Une semaine avant son départ, Interpol vient l’interpeler chez elle afin de l’interroger sur son voyage, ses relations avec les membres de l’académie et le lien entre Octav Fercheluc et Gregorian Bivolaru. Elle sera par la suite libérée et prend conscience de ces années passées sous emprise.
Le 9 aout 2019, une juge refuse au ministère public la poursuite d’une enquête sur MISA et sa branche uruguayenne prétextant que la seule preuve de lien était le fait qu’Octav Fercheluc ait fait de Bivolaru le guide spirituel de l’académie de yoga.
La jeune témoin se présente maintenant comme une victime et souhaite que la justice rouvre le dossier. Selon elle, l’académie de yoga de Montevideo sert à recruter des adeptes pour les envoyer en Roumanie où ils seront victimes d’abus sexuels, d’exploitation sexuelle et d’enregistrements pornographique sans consentement. Les cours de yoga ne seraient qu’une passerelle pour ces activités illicites.

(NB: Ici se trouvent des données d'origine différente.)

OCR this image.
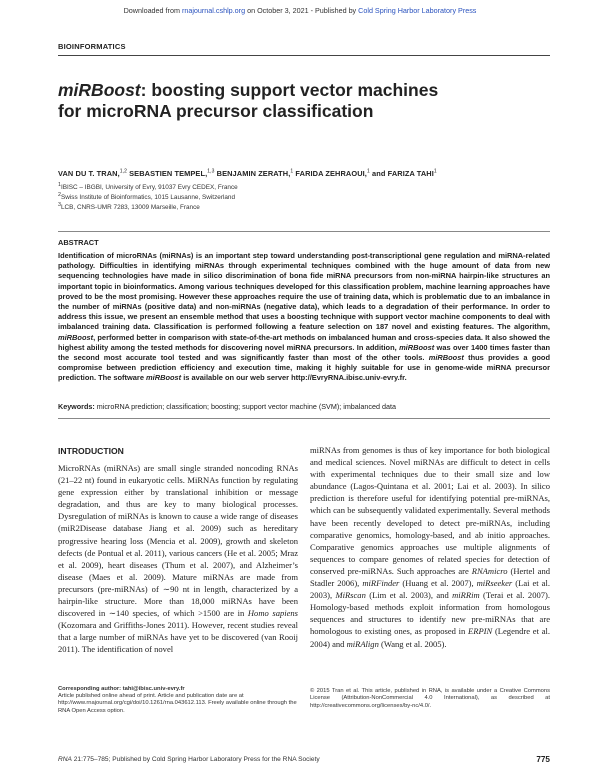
Downloaded from rnajournal.cshlp.org on October 3, 2021 - Published by Cold Spring Harbor Laboratory Press
BIOINFORMATICS
miRBoost: boosting support vector machines
for microRNA precursor classification
VAN DU T. TRAN,$^{1,2}$ SEBASTIEN TEMPEL,$^{1,3}$ BENJAMIN ZERATH,$^1$ FARIDA ZEHRAOUI,$^1$ and FARIZA TAHI$^1$
$^1$IBISC – IBGBI, University of Evry, 91037 Evry CEDEX, France
$^2$Swiss Institute of Bioinformatics, 1015 Lausanne, Switzerland
$^3$LCB, CNRS-UMR 7283, 13009 Marseille, France
ABSTRACT
Identification of microRNAs (miRNAs) is an important step toward understanding post-transcriptional gene regulation and miRNA-related pathology. Difficulties in identifying miRNAs through experimental techniques combined with the huge amount of data from new sequencing technologies have made in silico discrimination of bona fide miRNA precursors from non-miRNA hairpin-like structures an important topic in bioinformatics. Among various techniques developed for this classification problem, machine learning approaches have proved to be the most promising. However these approaches require the use of training data, which is problematic due to an imbalance in the number of miRNAs (positive data) and non-miRNAs (negative data), which leads to a degradation of their performance. In order to address this issue, we present an ensemble method that uses a boosting technique with support vector machine components to deal with imbalanced training data. Classification is performed following a feature selection on 187 novel and existing features. The algorithm, miRBoost, performed better in comparison with state-of-the-art methods on imbalanced human and cross-species data. It also showed the highest ability among the tested methods for discovering novel miRNA precursors. In addition, miRBoost was over 1400 times faster than the second most accurate tool tested and was significantly faster than most of the other tools. miRBoost thus provides a good compromise between prediction efficiency and execution time, making it highly suitable for use in genome-wide miRNA precursor prediction. The software miRBoost is available on our web server http://EvryRNA.ibisc.univ-evry.fr.
Keywords: microRNA prediction; classification; boosting; support vector machine (SVM); imbalanced data
INTRODUCTION
MicroRNAs (miRNAs) are small single stranded noncoding RNAs (21–22 nt) found in eukaryotic cells. MiRNAs function by regulating gene expression either by translational inhibition or message degradation, and thus are key to many biological processes. Dysregulation of miRNAs is known to cause a wide range of diseases (miR2Disease database Jiang et al. 2009) such as hereditary progressive hearing loss (Mencia et al. 2009), growth and skeleton defects (de Pontual et al. 2011), various cancers (He et al. 2005; Mraz et al. 2009), heart diseases (Thum et al. 2007), and Alzheimer’s disease (Maes et al. 2009). Mature miRNAs are made from precursors (pre-miRNAs) of ∼90 nt in length, characterized by a hairpin-like structure. More than 18,000 miRNAs have been discovered in ∼140 species, of which >1500 are in Homo sapiens (Kozomara and Griffiths-Jones 2011). However, recent studies reveal that a large number of miRNAs have yet to be discovered (van Rooij 2011). The identification of novel
miRNAs from genomes is thus of key importance for both biological and medical sciences. Novel miRNAs are difficult to detect in cells with experimental techniques due to their small size and low abundance (Lagos-Quintana et al. 2001; Lai et al. 2003). In silico prediction is therefore useful for identifying potential pre-miRNAs, which can be subsequently validated experimentally. Several methods have been recently developed to detect pre-miRNAs, including comparative genomics, homology-based, and ab initio approaches. Comparative genomics approaches use multiple alignments of sequences to compare genomes of related species for detection of conserved pre-miRNAs. Such approaches are RNAmicro (Hertel and Stadler 2006), miRFinder (Huang et al. 2007), miRseeker (Lai et al. 2003), MiRscan (Lim et al. 2003), and miRRim (Terai et al. 2007). Homology-based methods exploit information from homologous sequences and structures to identify new pre-miRNAs that are homologous to existing ones, as proposed in ERPIN (Legendre et al. 2004) and miRAlign (Wang et al. 2005).
Corresponding author: tahi@ibisc.univ-evry.fr
Article published online ahead of print. Article and publication date are at http://www.rnajournal.org/cgi/doi/10.1261/rna.043612.113. Freely available online through the RNA Open Access option.
© 2015 Tran et al. This article, published in RNA, is available under a Creative Commons License (Attribution-NonCommercial 4.0 International), as described at http://creativecommons.org/licenses/by-nc/4.0/.
RNA 21:775–785; Published by Cold Spring Harbor Laboratory Press for the RNA Society	775
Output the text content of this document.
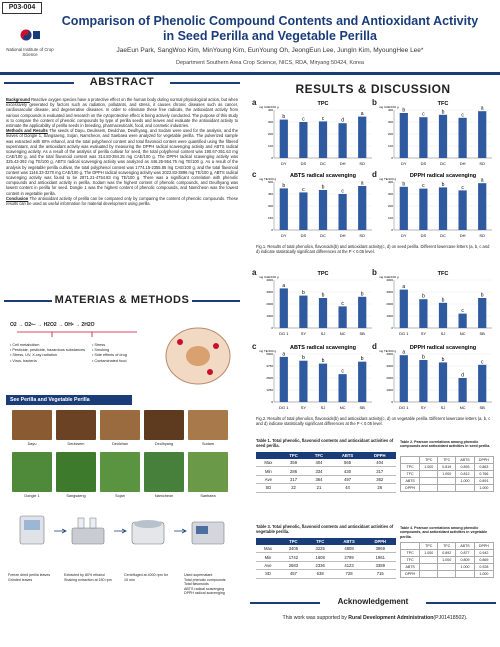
P03-004
National Institute of Crop Science
Comparison of Phenolic Compound Contents and Antioxidant Activity
in Seed Perilla and Vegetable Perilla
JaeEun Park, SangWoo Kim, MinYoung Kim, EunYoung Oh, JeongEun Lee, JungIn Kim, MyoungHee Lee*
Department Southern Area Crop Science, NICS, RDA, Miryang 50424, Korea
ABSTRACT

Background Reactive oxygen species have a protective effect on the human body during normal physiological action, but when excessively generated by factors such as radiation, pollutants, and stress, it causes chronic diseases such as cancer, cardiovascular disease, and degenerative diseases. In order to eliminate these free radicals, the antioxidant activity from various compounds is evaluated and research on the cytoprotective effect is being actively conducted. The purpose of this study is to compare the content of phenolic compounds by type of perilla seeds and leaves and evaluate the antioxidant activity to estimate the applicability of perilla seeds in breeding, pharmaceuticals, food, and cosmetic industries.

Methods and Results The seeds of Dayu, Deulssem, Deulchan, Deulhyang, and Sodam were used for the analysis, and the leaves of Dongle 1, Sangsaeng, Sojan, Namcheon, and Saebaea were analyzed for vegetable perilla. The pulverized sample was extracted with 80% ethanol, and the total polyphenol content and total flavonoid content were quantified using the filtered supernatant, and the antioxidant activity was evaluated by measuring the DPPH radical scavenging activity and ABTS radical scavenging activity. As a result of the analysis of perilla cultivar for seed, the total polyphenol content was 190.67-351.63 mg CAE/100 g, and the total flavonoid content was 314.83-394.25 mg CAE/100 g. The DPPH radical scavenging activity was 325.43-392 mg TE/100 g, ABTS radical scavenging activity was analyzed as 446.25-554.75 mg TE/100 g. As a result of the analysis by vegetable perilla cultivar, the total polyphenol content was 1774.15-2355.85 mg CAE/100 g, and the total flavonoid content was 1146.33-3270 mg CAE/100 g. The DPPH radical scavenging activity was 2022.83-3896 mg TE/100 g, ABTS radical scavenging activity was found to be 2871.21-4754.83 mg TE/100 g. There was a significant correlation with phenolic compounds and antioxidant activity in perilla. Sodam was the highest content of phenolic compounds, and Deulhyang was lowest content in perilla for seed. Dongle 1 was the highest content of phenolic compounds, and Namcheon was the lowest content in vegetable perilla.

Conclusion The antioxidant activity of perilla can be compared only by comparing the content of phenolic compounds. These results can be used as useful information for material development using perilla.

MATERIAS & METHODS
O2 → O2•− → H2O2 → OH• → 2H2O
• Cell metabolism
• Pesticide, pesticide, hazardous substances
• Stress, UV, X-ray radiation
• Virus, bacteria
• Stress
• Smoking
• Side effects of drug
• Contaminated food
See Perilla and Vegetable Perilla
Dayu	Deulssem	Deulchan	Deulhyang	Sodam
Dongle 1	Sangsaeng	Sojan	Namcheon	Saebaea
Freeze dried perilla leaves
Grinded leaves
Extracted by 80% ethanol
Shaking extraction at 150 rpm
Centrifuged at 4000 rpm for 15 min
Used supernatant
Total phenolic compounds
Total flavonoids
ABTS radical scavenging
DPPH radical scavenging
RESULTS & DISCUSSION
a	TPC
mg CAE/100 g
0
100
200
300
400
b
DY
c
DS
c
DC
d
DH
a
SD
b	TFC
mg CAE/100 g
0
100
200
300
400 b
DY
c
DS
b
DC
c
DH
a
SD
c	ABTS radical scavenging
mg TE/100 g
0
150
300
450
600
b
DY
c
DS
b
DC
c
DH
a
SD
d	DPPH radical scavenging
mg TE/100 g
0
100
200
300
400 b
DY
c
DS
b
DC
c
DH
a
SD
Fig.1. Results of total phenolics, flavonoids(b) and antioxidant activity(c, d) on seed perilla. Different lowercase letters (a, b, c and d) indicate statistically significant differences at the P < 0.05 level.
a	TPC
mg CAE/100 g
0
1000
2000
3000
4000
a
DG 1
b
SY
b
SJ
c
NC
b
SB
b	TFC
mg CAE/100 g
0
1000
2000
3000
4000
a
DG 1
b
SY
b
SJ
c
NC
b
SB
c	ABTS radical scavenging
mg TE/100 g
0
1250
2500
3750
5000 a
DG 1
b
SY
b
SJ
c
NC
b
SB
d	DPPH radical scavenging
mg TE/100 g
0
1000
2000
3000
4000 a
DG 1
b
SY
b
SJ
d
NC
c
SB
Fig.2. Results of total phenolics, flavonoids(b) and antioxidant activity(c, d) on vegetable perilla. Different lowercase letters (a, b, c and d) indicate statistically significant differences at the P < 0.05 level.
Table 1. Total phenolic, flavonoid contents and antioxidant activities of seed perilla.
	TPC	TFC	ABTS	DPPH
Max	359	404	565	404
Min	286	334	430	317
Ave	317	364	497	362
SD	22	21	44	26
Table 2. Pearson correlations among phenolic compounds and antioxidant activities in seed perilla.
	TPC	TFC	ABTS	DPPH
TPC	1.000	0.819	0.893	0.863
TFC		1.000	0.812	0.766
ABTS			1.000	0.891
DPPH				1.000
Table 3. Total phenolic, flavonoid contents and antioxidant activities of vegetable perilla.
	TPC	TFC	ABTS	DPPH
Max	3405	3225	4808	3969
Min	1742	1608	2799	1961
Ave	2583	2336	4123	3389
SD	457	638	728	715
Table 4. Pearson correlations among phenolic compounds, and antioxidant activities in vegetable perilla.
	TPC	TFC	ABTS	DPPH
TPC	1.000	0.892	0.877	0.942
TFC		1.000	0.809	0.869
ABTS			1.000	0.928
DPPH				1.000
Acknowledgement
This work was supported by Rural Development Administration(PJ01418502).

Dernièrement un député uruguayen a interrogé le gouvernement pour savoir s’il était au courant des liens entre l’académie de yoga et MISA et connaître les sanctions envisagées suite aux dernières dénonciations.
(Sources : RIES, 19.09.2019 & 24.09.2019 & 18.10.2019)
- Pour rappel, Misa a été créé dans les années 1990 par le roumain Gregorian Bivolaru. Ce dernier est recherché par Europol, accusé de neuf chefs d’accusations de sévices sexuels et de traites d’êtres humains.